Выбежал из-за сундука, споткнулся, грохнулся на пол. Стыдно, надо бы встать, поздороваться с тётей Каримой, подойти к маме…
Миргасим закрыл глаза, заткнул уши – неужели это он катается по полу, грохает ногами, стучит кулаками?
– Папа! Папа! – кричит он и никак не может сдержать этот крик.
– Встань, Миргасим, – тихо сказала Карима-апа. – Мужчина ты или нет? Мама твоя сколько времени молчала. Одна горе такое несла. Теперь вас двое. И больше никто не должен знать. Не о себе – о бабушке подумай.
– Да, ты никому не говори, сынок, – молвила мама, – бабушка наша этого не вынесет. Ноша такая ей уже не по плечам.
– А брат Мустафа знает?
– Нет, милый. Язык не повернулся сказать ему. Сам он из пекла и опять в пекло. Нельзя было ему говорить, невозможно.
Миргасим не смеет взглянуть на мать, он смотрит вниз, на корабли, баркасы, парусники, челноки, лодки… Качаются они, плывут, уходят далеко-далеко в туман. Уплывают, уплывают из-под ног…
«Подберу потом и сложу обратно в сундук. Пусть бабушка играет… Она старенькая…»

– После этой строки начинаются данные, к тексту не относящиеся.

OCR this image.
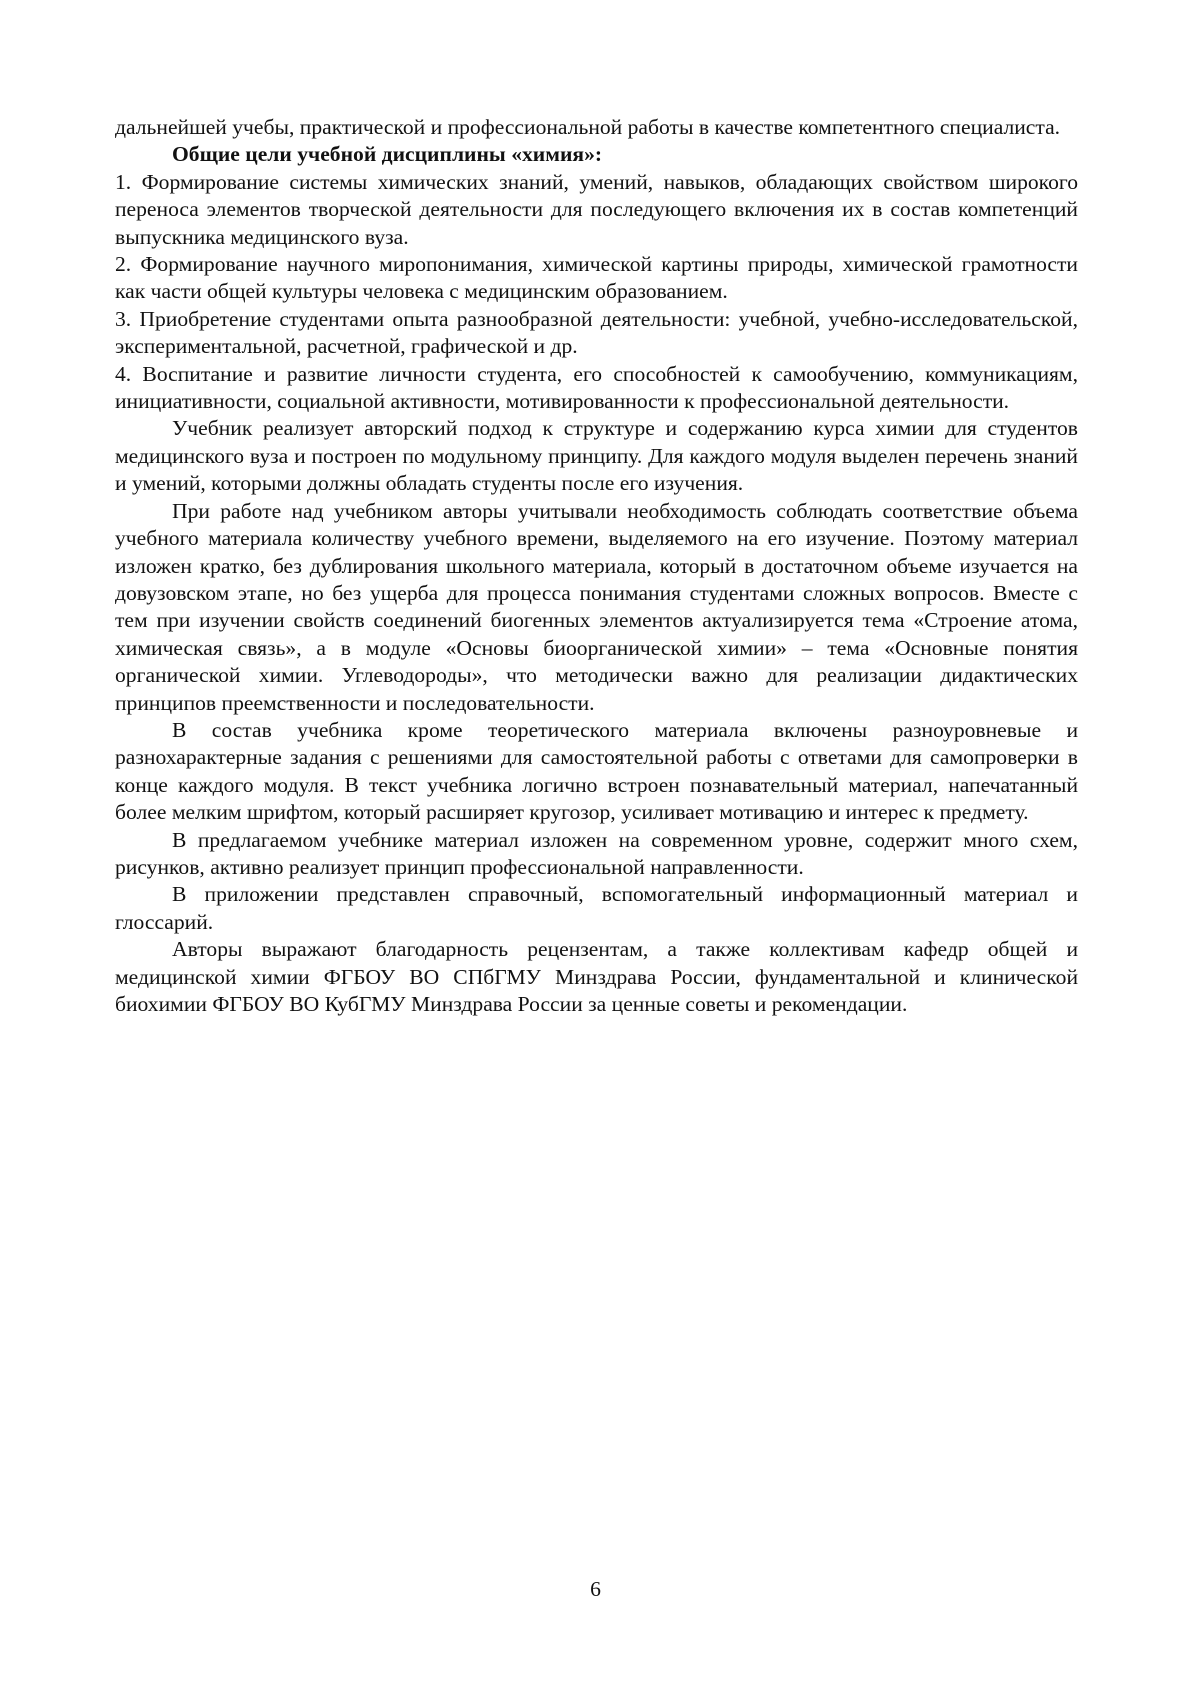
дальнейшей учебы, практической и профессиональной работы в качестве компетентного специалиста.

Общие цели учебной дисциплины «химия»:

1. Формирование системы химических знаний, умений, навыков, обладающих свойством широкого переноса элементов творческой деятельности для последующего включения их в состав компетенций выпускника медицинского вуза.

2. Формирование научного миропонимания, химической картины природы, химической грамотности как части общей культуры человека с медицинским образованием.

3. Приобретение студентами опыта разнообразной деятельности: учебной, учебно-исследовательской, экспериментальной, расчетной, графической и др.

4. Воспитание и развитие личности студента, его способностей к самообучению, коммуникациям, инициативности, социальной активности, мотивированности к профессиональной деятельности.

Учебник реализует авторский подход к структуре и содержанию курса химии для студентов медицинского вуза и построен по модульному принципу. Для каждого модуля выделен перечень знаний и умений, которыми должны обладать студенты после его изучения.

При работе над учебником авторы учитывали необходимость соблюдать соответствие объема учебного материала количеству учебного времени, выделяемого на его изучение. Поэтому материал изложен кратко, без дублирования школьного материала, который в достаточном объеме изучается на довузовском этапе, но без ущерба для процесса понимания студентами сложных вопросов. Вместе с тем при изучении свойств соединений биогенных элементов актуализируется тема «Строение атома, химическая связь», а в модуле «Основы биоорганической химии» – тема «Основные понятия органической химии. Углеводороды», что методически важно для реализации дидактических принципов преемственности и последовательности.

В состав учебника кроме теоретического материала включены разноуровневые и разнохарактерные задания с решениями для самостоятельной работы с ответами для самопроверки в конце каждого модуля. В текст учебника логично встроен познавательный материал, напечатанный более мелким шрифтом, который расширяет кругозор, усиливает мотивацию и интерес к предмету.

В предлагаемом учебнике материал изложен на современном уровне, содержит много схем, рисунков, активно реализует принцип профессиональной направленности.

В приложении представлен справочный, вспомогательный информационный материал и глоссарий.

Авторы выражают благодарность рецензентам, а также коллективам кафедр общей и медицинской химии ФГБОУ ВО СПбГМУ Минздрава России, фундаментальной и клинической биохимии ФГБОУ ВО КубГМУ Минздрава России за ценные советы и рекомендации.

6
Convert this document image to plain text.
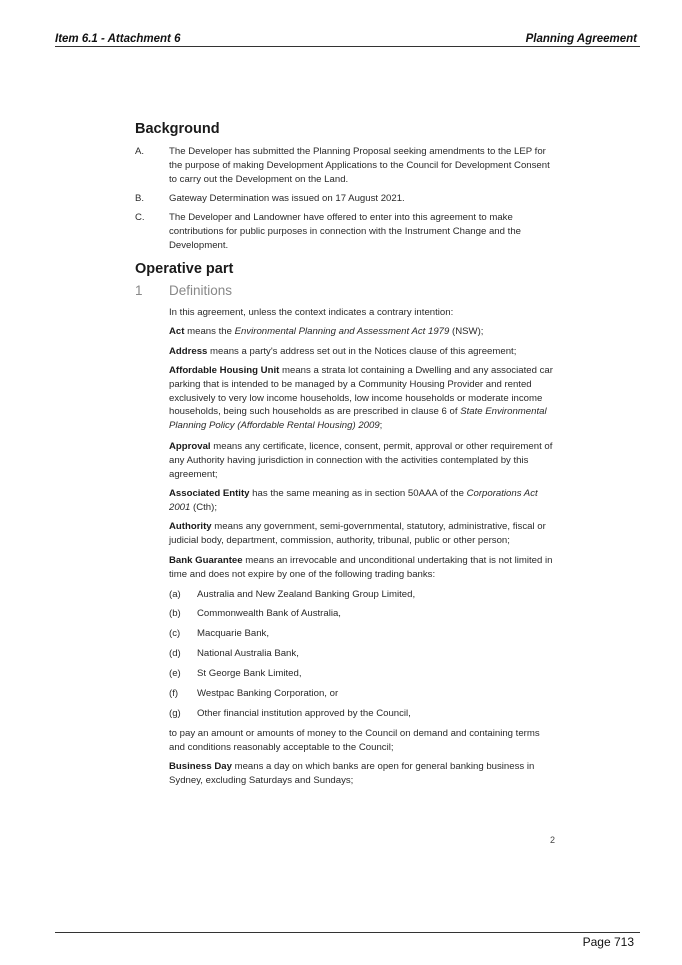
Item 6.1 - Attachment 6	Planning Agreement
Background
A.	The Developer has submitted the Planning Proposal seeking amendments to the LEP for the purpose of making Development Applications to the Council for Development Consent to carry out the Development on the Land.
B.	Gateway Determination was issued on 17 August 2021.
C.	The Developer and Landowner have offered to enter into this agreement to make contributions for public purposes in connection with the Instrument Change and the Development.
Operative part
1 Definitions
In this agreement, unless the context indicates a contrary intention:
Act means the Environmental Planning and Assessment Act 1979 (NSW);
Address means a party's address set out in the Notices clause of this agreement;
Affordable Housing Unit means a strata lot containing a Dwelling and any associated car parking that is intended to be managed by a Community Housing Provider and rented exclusively to very low income households, low income households or moderate income households, being such households as are prescribed in clause 6 of State Environmental Planning Policy (Affordable Rental Housing) 2009;
Approval means any certificate, licence, consent, permit, approval or other requirement of any Authority having jurisdiction in connection with the activities contemplated by this agreement;
Associated Entity has the same meaning as in section 50AAA of the Corporations Act 2001 (Cth);
Authority means any government, semi-governmental, statutory, administrative, fiscal or judicial body, department, commission, authority, tribunal, public or other person;
Bank Guarantee means an irrevocable and unconditional undertaking that is not limited in time and does not expire by one of the following trading banks:
(a) Australia and New Zealand Banking Group Limited,
(b) Commonwealth Bank of Australia,
(c) Macquarie Bank,
(d) National Australia Bank,
(e) St George Bank Limited,
(f) Westpac Banking Corporation, or
(g) Other financial institution approved by the Council,
to pay an amount or amounts of money to the Council on demand and containing terms and conditions reasonably acceptable to the Council;
Business Day means a day on which banks are open for general banking business in Sydney, excluding Saturdays and Sundays;
2
Page 713
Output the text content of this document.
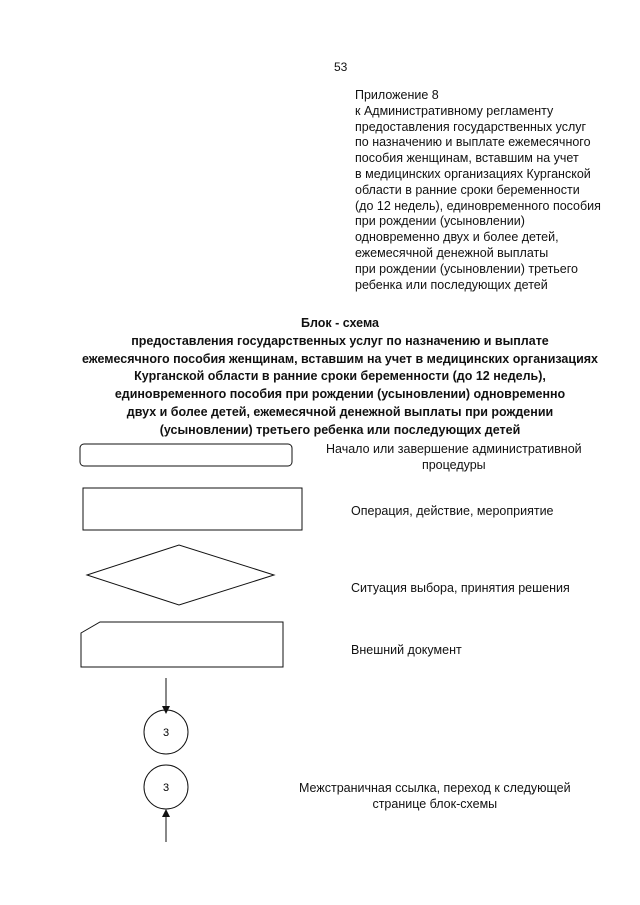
53
Приложение 8
к Административному регламенту
предоставления государственных услуг
по назначению и выплате ежемесячного
пособия женщинам, вставшим на учет
в медицинских организациях Курганской
области в ранние сроки беременности
(до 12 недель), единовременного пособия
при рождении (усыновлении)
одновременно двух и более детей,
ежемесячной денежной выплаты
при рождении (усыновлении) третьего
ребенка или последующих детей
Блок - схема
предоставления государственных услуг по назначению и выплате
ежемесячного пособия женщинам, вставшим на учет в медицинских организациях
Курганской области в ранние сроки беременности (до 12 недель),
единовременного пособия при рождении (усыновлении) одновременно
двух и более детей, ежемесячной денежной выплаты при рождении
(усыновлении) третьего ребенка или последующих детей
3
3
Начало или завершение административной
процедуры
Операция, действие, мероприятие
Ситуация выбора, принятия решения
Внешний документ
Межстраничная ссылка, переход к следующей
странице блок-схемы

Карима-апа долго ещё говорила, уговаривала. Миргасим не слушал и не слышал. Вспоминал, как летней ночью в круге света белела бумага, на которой ставили свою подпись колхозники, подписывались, чтобы построить самолёт в память о Насыре-кузнеце. И ещё вспомнил он, как пришло Насыровым извещение, но спрятала его от Наили Асия.
– Мама, Асия знает, да?
– Молчи, Миргасим, молчи. Пойми её – ничего нет ей, ни письма, ни привета. Узнает о нашем горе, и лишний раз о своей беде заплачет. Ты понял, Миргасим?
– А Зуферу и Шакире ты сказала?
– В нашей семье, сынок, знаем только мы двое. Ты да я. И никто больше.
– Чужие люди чёрную весть от бабушки скрыли, неужели ты, Миргасим, проболтаешься? – говорит тётя Карима.
– Чтоб изо рта моего жабы и змеи посыпались, если хоть кому-нибудь скажу!